Graded on a Curve:
Helen Reddy,
Helen Reddy’s Greatest Hits (And More)

Friends, Romans, Vinyl District readers; I come to praise Helen Reddy, not to bury her in the insulting verbiage many use to unfairly deride her formidable talents. Many have nothing but snide things to say about her, but I do not count myself amongst them; her multitude of AM radio hits—they didn’t call Reddy the “Queen of ‘70s Pop” for nothing—brought me too much happiness in my youth, from the altogether uncanny “Angie Baby” to her landmark feminist anthem “I Am Woman.”

Australia’s Helen Maxine Lamond Reddy has been unfairly consigned to the easy-listening dustbin of history. There’s no denying Reddy generally stuck to the middle of the road. But to steal a phrase from Dylan Thomas, she sang in her chains like the sea. And a careful look at her discography reveals she brought a host of weirdly subversive bunch of songs to the party while she was at it. Lucky for us, they’re all to be found on 1990’s Helen Reddy’s Greatest Hits (And More).

Why buy this comp and not another? I’m glad you asked. First, it includes the funky electric piano-dominated version of “Angie Baby” I grew up listening to on the radio, and not the alternative version to be found on her other best of packages. Second, it includes the dance-floor friendly “I Can’t Hear You No More,” which you won’t find on most of her greatest hits albums. And the same goes for “Happy Girls,” her moving lament to “the lonely girls of the world.”

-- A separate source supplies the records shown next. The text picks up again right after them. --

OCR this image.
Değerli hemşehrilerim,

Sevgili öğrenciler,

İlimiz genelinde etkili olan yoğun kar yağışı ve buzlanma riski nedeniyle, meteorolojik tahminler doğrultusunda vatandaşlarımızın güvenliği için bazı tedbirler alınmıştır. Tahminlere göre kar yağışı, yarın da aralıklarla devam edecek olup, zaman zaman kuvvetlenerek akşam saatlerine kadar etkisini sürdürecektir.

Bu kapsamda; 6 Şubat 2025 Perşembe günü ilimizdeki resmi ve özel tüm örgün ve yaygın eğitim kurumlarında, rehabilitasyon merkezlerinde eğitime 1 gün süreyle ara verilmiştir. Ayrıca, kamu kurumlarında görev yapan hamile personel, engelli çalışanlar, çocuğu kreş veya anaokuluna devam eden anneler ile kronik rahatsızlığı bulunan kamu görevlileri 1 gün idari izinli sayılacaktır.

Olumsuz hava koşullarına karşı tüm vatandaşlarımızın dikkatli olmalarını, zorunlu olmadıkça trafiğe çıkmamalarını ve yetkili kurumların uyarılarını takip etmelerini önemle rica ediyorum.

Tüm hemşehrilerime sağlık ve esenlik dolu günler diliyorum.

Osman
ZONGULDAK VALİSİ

“Happy Girls” joins a triumvirate of empathetic portraits of woman who are, depending on your point of view, either mad or society’s outcasts. The countrified and gospel-inflected “Delta Dawn” tells the story of a Brownsville woman who wanders the streets wearing “a faded rose from days gone by” looking for a “mysterious brown-haired man” who is going to take her to his “mansion in the sky.” The touched protagonist of the funky and horn-fueled “Leave Me Alone (Ruby Red Dress)” also wanders the town, talking to herself and telling everybody who approaches her to, well, leave her alone.

And then there’s “Angie Baby,” which is less a song than an episode of The Twilight Zone and truly one of the weirdest songs to be heard on 1970s radio. Angie lives in a fantasy world in her room, listening to the radio, until a neighbor boy with lust in his heart makes his way into a room. But instead of sex what he gets is miniaturized and sucked into Angie’s radio, where he can be Angie’s dream lover forever. Creepy, especially when Reddy sings, “It’s so nice to be insane/No one asks you to explain,” and “Living in a world of make believe/Well, maybe.”

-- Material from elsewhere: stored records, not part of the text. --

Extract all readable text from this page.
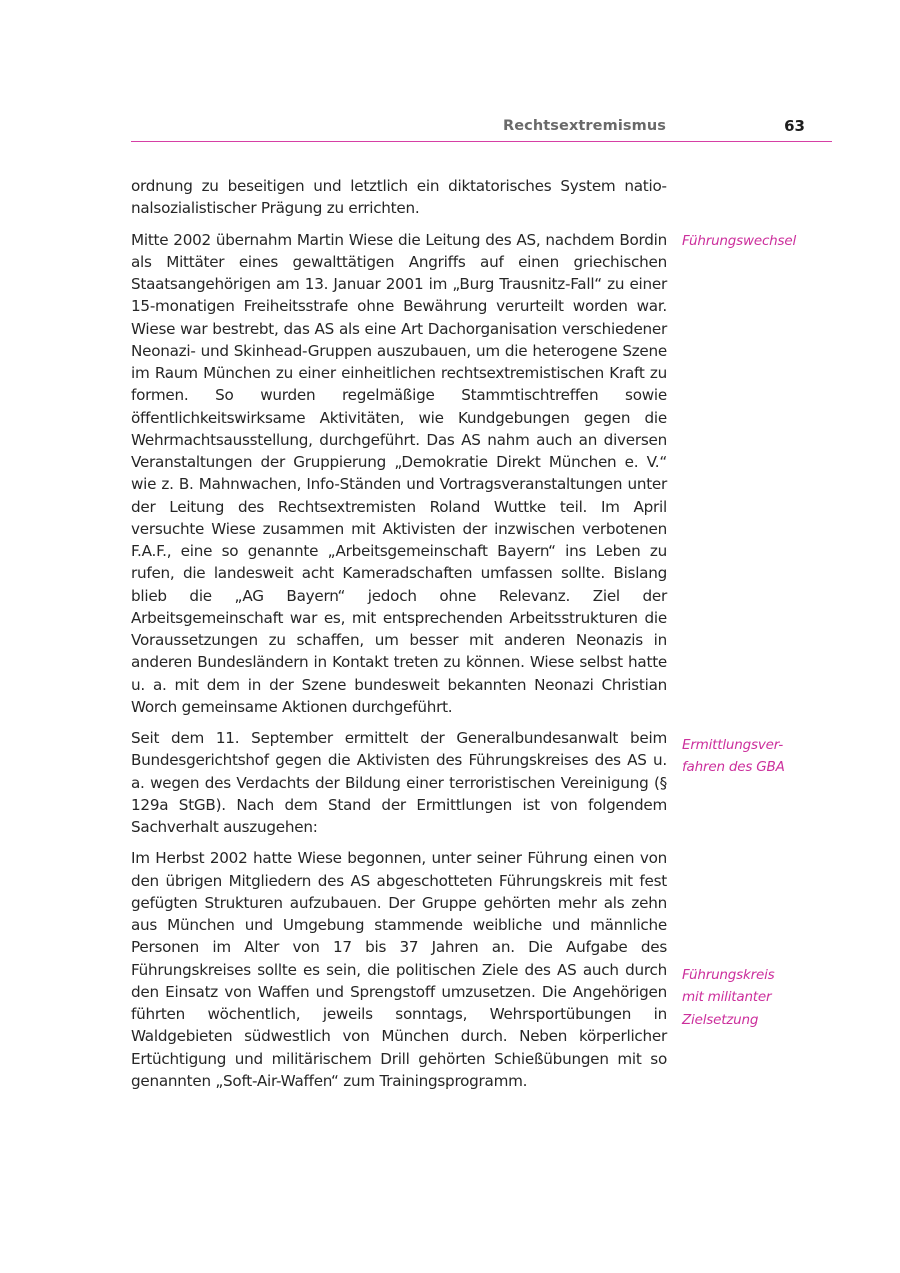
Rechtsextremismus	63

ordnung zu beseitigen und letztlich ein diktatorisches System nationalsozialistischer Prägung zu errichten.

Mitte 2002 übernahm Martin Wiese die Leitung des AS, nachdem Bordin als Mittäter eines gewalttätigen Angriffs auf einen griechischen Staatsangehörigen am 13. Januar 2001 im „Burg Trausnitz-Fall“ zu einer 15-monatigen Freiheitsstrafe ohne Bewährung verurteilt worden war. Wiese war bestrebt, das AS als eine Art Dachorganisation verschiedener Neonazi- und Skinhead-Gruppen auszubauen, um die heterogene Szene im Raum München zu einer einheitlichen rechtsextremistischen Kraft zu formen. So wurden regelmäßige Stammtischtreffen sowie öffentlichkeitswirksame Aktivitäten, wie Kundgebungen gegen die Wehrmachtsausstellung, durchgeführt. Das AS nahm auch an diversen Veranstaltungen der Gruppierung „Demokratie Direkt München e. V.“ wie z. B. Mahnwachen, Info-Ständen und Vortragsveranstaltungen unter der Leitung des Rechtsextremisten Roland Wuttke teil. Im April versuchte Wiese zusammen mit Aktivisten der inzwischen verbotenen F.A.F., eine so genannte „Arbeitsgemeinschaft Bayern“ ins Leben zu rufen, die landesweit acht Kameradschaften umfassen sollte. Bislang blieb die „AG Bayern“ jedoch ohne Relevanz. Ziel der Arbeitsgemeinschaft war es, mit entsprechenden Arbeitsstrukturen die Voraussetzungen zu schaffen, um besser mit anderen Neonazis in anderen Bundesländern in Kontakt treten zu können. Wiese selbst hatte u. a. mit dem in der Szene bundesweit bekannten Neonazi Christian Worch gemeinsame Aktionen durchgeführt.

Seit dem 11. September ermittelt der Generalbundesanwalt beim Bundesgerichtshof gegen die Aktivisten des Führungskreises des AS u. a. wegen des Verdachts der Bildung einer terroristischen Vereinigung (§ 129a StGB). Nach dem Stand der Ermittlungen ist von folgendem Sachverhalt auszugehen:

Im Herbst 2002 hatte Wiese begonnen, unter seiner Führung einen von den übrigen Mitgliedern des AS abgeschotteten Führungskreis mit fest gefügten Strukturen aufzubauen. Der Gruppe gehörten mehr als zehn aus München und Umgebung stammende weibliche und männliche Personen im Alter von 17 bis 37 Jahren an. Die Aufgabe des Führungskreises sollte es sein, die politischen Ziele des AS auch durch den Einsatz von Waffen und Sprengstoff umzusetzen. Die Angehörigen führten wöchentlich, jeweils sonntags, Wehrsportübungen in Waldgebieten südwestlich von München durch. Neben körperlicher Ertüchtigung und militärischem Drill gehörten Schießübungen mit so genannten „Soft-Air-Waffen“ zum Trainingsprogramm.

Führungswechsel
Ermittlungsver-
fahren des GBA
Führungskreis
mit militanter
Zielsetzung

In their own way these songs are as feminist at heart as “I Am Woman,” that anthem of the burgeoning women’s movement. “I am strong/I am invincible/I am woman,” sings Reddy, and I for one think it’s a great song both in sentiment and execution; the chorus swells, the horns blare, and the drummer kicks ass as the song builds and builds to a wonderful climax.

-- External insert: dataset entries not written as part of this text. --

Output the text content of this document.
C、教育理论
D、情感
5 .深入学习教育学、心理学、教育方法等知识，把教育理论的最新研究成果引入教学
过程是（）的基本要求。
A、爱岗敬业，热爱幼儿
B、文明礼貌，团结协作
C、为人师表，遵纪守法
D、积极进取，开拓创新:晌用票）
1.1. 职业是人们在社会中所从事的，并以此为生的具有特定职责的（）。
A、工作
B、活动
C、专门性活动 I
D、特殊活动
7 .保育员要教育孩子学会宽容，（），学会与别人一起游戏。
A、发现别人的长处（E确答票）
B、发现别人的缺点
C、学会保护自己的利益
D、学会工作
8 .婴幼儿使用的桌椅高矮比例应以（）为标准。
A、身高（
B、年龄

Other pleasures on the LP include Reddy’s take on “I Don’t Know How to Love Him” from Jesus Christ Superstar (what pipes!); “Emotion,” yet another song about “desperate women of a lonely kind,” but in this case the loneliness is redeemed by love; and “Keep on Singing,” which is about familial love and the power of song and boasts a big sing-a-long chorus and enough backing vocalists to fill a Baptist church on Easter Sunday. And then there’s “Peaceful,” which is a balm to the soul if I’ve ever heard one.

Helen Reddy’s Greatest Hits (And More) would be better if it included such later forays into Steely Dan territory as “Let’s Go Up” and “Lost in the Shuffle,” and it would also benefit from Reddy’s cover of Van Morrison’s “Crazy Love,” but hey, you can’t have everything. I’m not under the illusion that I can convert even a single soul to the Helen Reddy camp, but I will argue until my dying breath that her contributions to both music and the righteous cause of feminism make her a significant figure in the history of popular music. I am woman indeed.